Scoble: freedom fighter or data thief?

The great revolutionary activist of our day, Robert Scoble (or “Che Scoble,” as Mike Butcher says), is battling for the ideal of data freedom with the evil forces of Facebook. At issue, writes Kara Swisher, in a post titled “Free the Scoble 5,000!!,” is “how much control you should have over your own information online.” Mathew Ingram chimes in, saying “there’s no question that the information itself should belong to Scoble.”

Sounds black and white. Scoble: good. Facebook: evil. But it’s not quite that simple. When Scoble broke into Facebook’s databank, he opened a Pandora’s Box, and I would argue that neither he nor Facebook is in the right.

I mean, is this really about “your own information,” as Swisher terms it? Is there really “no question” that the data “belong to Scoble,” as Ingram assumes? I don’t think so. Scoble got himself kicked out of Facebook for using a software script to automatically “scrape” information from Facebook’s database and move it elsewhere. Far from being just “his own information,” however, the information included the names, email addresses, and birthdays of 5,000 Facebookers who had “friended” Scoble. The act of “friending” on a social network site, it’s important to remember, is a fairly cavalier act, often undertaken with little thought.

Now, if you happen to be one of those “friends,” would you think of your name, email address, and birthday as being “Scoble’s data” or as being “my data.” If you’re smart, you’ll think of it as being “my data,” and you’ll be very nervous about the ability of someone to easily suck it out of Facebook’s database and move it into another database without your knowledge or permission. After all, if someone has your name, email address, and birthday, they pretty much have your identity – not just your online identity, but your real-world identity.

Scoble says his purpose in swiping the data was benign. He just wanted to see which of his Facebook “friends” were also members of another site he uses, Plaxo.
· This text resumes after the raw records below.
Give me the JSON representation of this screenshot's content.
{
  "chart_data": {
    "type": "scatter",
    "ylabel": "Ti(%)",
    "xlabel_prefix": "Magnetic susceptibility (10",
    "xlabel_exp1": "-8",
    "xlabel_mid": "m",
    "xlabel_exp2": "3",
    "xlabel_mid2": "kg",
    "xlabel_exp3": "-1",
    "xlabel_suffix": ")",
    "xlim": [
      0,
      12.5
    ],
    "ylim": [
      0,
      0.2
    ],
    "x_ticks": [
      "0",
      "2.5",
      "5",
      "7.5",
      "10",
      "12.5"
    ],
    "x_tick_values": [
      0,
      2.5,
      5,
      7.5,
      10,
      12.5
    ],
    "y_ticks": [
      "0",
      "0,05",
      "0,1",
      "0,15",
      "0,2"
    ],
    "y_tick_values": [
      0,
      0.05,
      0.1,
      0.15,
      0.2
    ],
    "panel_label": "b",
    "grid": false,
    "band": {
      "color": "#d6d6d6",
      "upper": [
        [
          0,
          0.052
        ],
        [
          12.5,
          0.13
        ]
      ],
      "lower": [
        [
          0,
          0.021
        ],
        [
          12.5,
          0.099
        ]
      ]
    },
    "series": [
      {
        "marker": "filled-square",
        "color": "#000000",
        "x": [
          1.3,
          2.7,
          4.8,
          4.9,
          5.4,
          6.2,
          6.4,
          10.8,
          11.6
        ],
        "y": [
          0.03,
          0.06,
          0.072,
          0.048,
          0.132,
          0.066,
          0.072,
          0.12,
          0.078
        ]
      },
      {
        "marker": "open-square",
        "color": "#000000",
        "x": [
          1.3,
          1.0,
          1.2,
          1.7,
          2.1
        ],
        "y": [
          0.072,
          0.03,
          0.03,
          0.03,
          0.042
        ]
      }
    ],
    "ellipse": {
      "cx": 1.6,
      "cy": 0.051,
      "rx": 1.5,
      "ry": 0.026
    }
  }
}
He learned, he writes, that “of the 5,000 people in my Facebook account about 1,800 were already on Plaxo. [The scraping software] did NOT look at anything else. Just this stuff, no social graph data. No personal information.” I have no doubt that Scoble didn’t mean any harm, but in what sense are names, email addresses, and birthdays not “personal information”? The important question isn’t what Scoble intended to do with the information. The important question is this: Will others who use such scraping scripts necessarily have benign intentions? And the answer is: No.

Facebook has an obligation to protect the data entrusted to it by its members. At the very least, members should have the right to decide whether or not their personal information can be scraped out of the Facebook database. Scoble did not give them that choice. That doesn’t mean that Facebook is the hero. It, like other social networks, happily scrapes information from members’ email accounts to identify possible new members. Facebook will scrape when it suits its commercial interest but will block scraping when it doesn’t. Still, in this particular case, Facebook did what it needed to do: protect the information and the interests of its members. Until controls are in place, unauthorized scraping of other members’ personal information shouldn’t be allowed.

What the Scoble affair reveals is that the issue of “data portability” is not a simple issue but a fraught one. Data scraping can make our lives easier, but it can also put us at risk.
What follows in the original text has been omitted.